Based on a March 2012 report from the Federal Reserve, U.S. consumer revolving debt, mainly credit card debt, dropped below $800 billion to $798.6 billion. This 3.3 percent dip from the previous month is the second-lowest debt reading since October 2004. January and February of this year similarly saw declines in overwhelming debt tied to credit card usage, compared to 2011's month-to-month increase of revolving debt.
Nationwide consumer credit card debt has dropped more than $150 billion since 2008. However, a new study has reported that credit card users are angry about all the debt and the manner in which they have been treated by credit card companies. One study, which measures consumer's propensity to forgive various industries, concluded that the credit card sector is the least likely to be forgiven by consumers. The study examined 18 different industries and 206 companies.
The study determined that insurance companies, investment firms, banks, and fast food companies all ranked significantly higher than credit card companies as far as forgiveness for past actions. Credit card companies failed on three different metrics: functional, accessible, and emotional. Complaints by customers identified "shadowy and onerous rate modifications," as reasons for their hard feelings.
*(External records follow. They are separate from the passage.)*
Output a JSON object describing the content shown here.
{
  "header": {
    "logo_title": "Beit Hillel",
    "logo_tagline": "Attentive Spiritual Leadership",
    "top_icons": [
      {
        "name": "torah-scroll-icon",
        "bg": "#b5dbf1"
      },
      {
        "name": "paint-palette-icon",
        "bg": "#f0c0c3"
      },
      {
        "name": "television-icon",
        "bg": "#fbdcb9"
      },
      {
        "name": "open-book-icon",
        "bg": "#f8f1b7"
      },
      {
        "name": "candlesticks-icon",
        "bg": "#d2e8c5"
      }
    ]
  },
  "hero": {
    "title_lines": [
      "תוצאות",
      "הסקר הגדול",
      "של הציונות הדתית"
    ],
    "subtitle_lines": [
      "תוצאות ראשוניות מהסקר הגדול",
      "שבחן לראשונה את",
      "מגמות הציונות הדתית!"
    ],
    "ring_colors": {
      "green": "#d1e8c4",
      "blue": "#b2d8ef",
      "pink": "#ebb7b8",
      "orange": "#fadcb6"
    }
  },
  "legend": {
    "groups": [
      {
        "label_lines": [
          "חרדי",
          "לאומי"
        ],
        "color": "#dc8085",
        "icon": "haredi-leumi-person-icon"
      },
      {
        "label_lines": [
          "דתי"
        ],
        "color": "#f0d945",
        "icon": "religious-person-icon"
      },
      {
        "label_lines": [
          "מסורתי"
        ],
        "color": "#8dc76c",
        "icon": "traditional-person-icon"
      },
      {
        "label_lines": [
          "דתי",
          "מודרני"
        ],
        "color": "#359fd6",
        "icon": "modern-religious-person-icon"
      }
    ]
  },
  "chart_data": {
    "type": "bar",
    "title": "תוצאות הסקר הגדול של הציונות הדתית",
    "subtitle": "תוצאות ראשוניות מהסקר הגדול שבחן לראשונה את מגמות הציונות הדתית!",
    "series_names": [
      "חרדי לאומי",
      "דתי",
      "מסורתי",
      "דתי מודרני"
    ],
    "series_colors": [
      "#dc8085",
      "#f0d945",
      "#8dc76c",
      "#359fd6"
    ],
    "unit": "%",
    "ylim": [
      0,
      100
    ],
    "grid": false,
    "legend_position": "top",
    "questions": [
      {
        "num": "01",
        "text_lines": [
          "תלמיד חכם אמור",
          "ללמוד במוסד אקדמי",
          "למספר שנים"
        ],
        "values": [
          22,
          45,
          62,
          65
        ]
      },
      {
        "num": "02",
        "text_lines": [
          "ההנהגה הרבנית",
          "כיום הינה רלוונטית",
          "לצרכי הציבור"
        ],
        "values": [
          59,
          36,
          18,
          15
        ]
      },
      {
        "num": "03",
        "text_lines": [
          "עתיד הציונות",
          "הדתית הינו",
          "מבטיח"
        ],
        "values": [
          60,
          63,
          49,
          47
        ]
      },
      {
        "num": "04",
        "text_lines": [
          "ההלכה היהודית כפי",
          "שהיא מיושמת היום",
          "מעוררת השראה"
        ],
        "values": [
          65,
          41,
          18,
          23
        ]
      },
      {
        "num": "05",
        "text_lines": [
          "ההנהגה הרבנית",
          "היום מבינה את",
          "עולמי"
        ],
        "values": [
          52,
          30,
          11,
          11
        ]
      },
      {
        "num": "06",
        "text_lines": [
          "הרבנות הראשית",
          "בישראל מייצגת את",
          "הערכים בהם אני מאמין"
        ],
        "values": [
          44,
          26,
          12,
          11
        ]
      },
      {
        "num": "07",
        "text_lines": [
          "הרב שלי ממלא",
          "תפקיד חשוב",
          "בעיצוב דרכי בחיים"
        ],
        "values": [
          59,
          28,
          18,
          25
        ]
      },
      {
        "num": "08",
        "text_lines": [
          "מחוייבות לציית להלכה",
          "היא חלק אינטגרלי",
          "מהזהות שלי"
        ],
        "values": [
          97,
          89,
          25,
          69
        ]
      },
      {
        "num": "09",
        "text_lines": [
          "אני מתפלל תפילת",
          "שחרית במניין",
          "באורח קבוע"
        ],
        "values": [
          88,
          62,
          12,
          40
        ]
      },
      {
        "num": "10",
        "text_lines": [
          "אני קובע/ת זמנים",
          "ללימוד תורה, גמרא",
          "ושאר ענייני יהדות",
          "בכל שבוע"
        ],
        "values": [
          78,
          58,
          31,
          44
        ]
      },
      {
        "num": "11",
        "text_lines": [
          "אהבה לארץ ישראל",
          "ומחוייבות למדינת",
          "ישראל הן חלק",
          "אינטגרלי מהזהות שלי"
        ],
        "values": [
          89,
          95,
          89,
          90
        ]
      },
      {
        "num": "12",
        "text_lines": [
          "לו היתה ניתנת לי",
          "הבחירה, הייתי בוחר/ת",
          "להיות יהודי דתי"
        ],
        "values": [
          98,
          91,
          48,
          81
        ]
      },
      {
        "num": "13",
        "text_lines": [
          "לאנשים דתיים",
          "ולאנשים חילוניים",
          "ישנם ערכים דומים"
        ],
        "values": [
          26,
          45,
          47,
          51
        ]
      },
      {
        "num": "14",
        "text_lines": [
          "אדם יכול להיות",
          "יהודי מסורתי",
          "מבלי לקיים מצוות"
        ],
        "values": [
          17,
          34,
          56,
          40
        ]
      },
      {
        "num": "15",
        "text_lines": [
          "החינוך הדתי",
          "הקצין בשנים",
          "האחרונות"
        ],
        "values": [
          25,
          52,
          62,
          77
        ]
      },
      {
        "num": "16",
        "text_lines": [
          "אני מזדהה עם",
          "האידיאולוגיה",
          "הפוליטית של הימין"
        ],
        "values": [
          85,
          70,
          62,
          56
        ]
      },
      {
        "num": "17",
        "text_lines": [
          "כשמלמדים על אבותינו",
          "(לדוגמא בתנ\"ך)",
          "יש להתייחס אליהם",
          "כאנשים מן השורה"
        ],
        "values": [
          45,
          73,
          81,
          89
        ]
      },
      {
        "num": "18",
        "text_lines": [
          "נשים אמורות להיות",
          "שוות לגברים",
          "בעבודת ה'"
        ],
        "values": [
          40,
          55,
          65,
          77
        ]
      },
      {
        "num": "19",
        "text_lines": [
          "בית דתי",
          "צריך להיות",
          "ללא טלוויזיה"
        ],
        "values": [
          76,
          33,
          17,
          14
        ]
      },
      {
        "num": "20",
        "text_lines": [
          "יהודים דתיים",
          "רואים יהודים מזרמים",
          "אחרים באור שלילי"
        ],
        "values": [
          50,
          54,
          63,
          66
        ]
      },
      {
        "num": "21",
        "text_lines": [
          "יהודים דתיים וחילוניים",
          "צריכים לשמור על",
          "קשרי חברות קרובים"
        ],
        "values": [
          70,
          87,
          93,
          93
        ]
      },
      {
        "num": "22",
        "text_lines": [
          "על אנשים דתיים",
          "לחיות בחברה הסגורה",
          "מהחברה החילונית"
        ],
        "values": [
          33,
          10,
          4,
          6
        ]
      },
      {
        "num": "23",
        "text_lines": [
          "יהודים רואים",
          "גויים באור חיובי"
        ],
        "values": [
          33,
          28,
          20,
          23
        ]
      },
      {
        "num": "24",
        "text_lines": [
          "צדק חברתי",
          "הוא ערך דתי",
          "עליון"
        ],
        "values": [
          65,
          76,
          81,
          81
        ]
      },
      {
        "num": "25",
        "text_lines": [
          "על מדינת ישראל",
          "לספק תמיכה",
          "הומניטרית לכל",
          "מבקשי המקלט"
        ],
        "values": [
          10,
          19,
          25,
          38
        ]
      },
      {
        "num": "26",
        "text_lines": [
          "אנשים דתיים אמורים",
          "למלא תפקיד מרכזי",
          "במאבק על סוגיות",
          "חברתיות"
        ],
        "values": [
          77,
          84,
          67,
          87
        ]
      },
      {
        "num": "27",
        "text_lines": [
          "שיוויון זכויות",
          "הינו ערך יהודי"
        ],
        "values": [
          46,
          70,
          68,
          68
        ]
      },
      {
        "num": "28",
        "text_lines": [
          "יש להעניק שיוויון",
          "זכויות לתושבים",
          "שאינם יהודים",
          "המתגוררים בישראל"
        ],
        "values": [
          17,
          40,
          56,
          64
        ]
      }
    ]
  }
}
Overwhelming debt continues to plague people in Texas and elsewhere. Some have figured out ways to confront their debt, as evidenced by the findings that, overall, credit card debt has declined. Yet others are not sure what to do and feel stuck in an endless cycle of ever-increasing bills and obligations. Some may benefit by seeking bankruptcy protection to either eliminate debt altogether or propose a plan under the court's supervision for repayment of one's obligations over a stipulated period of time.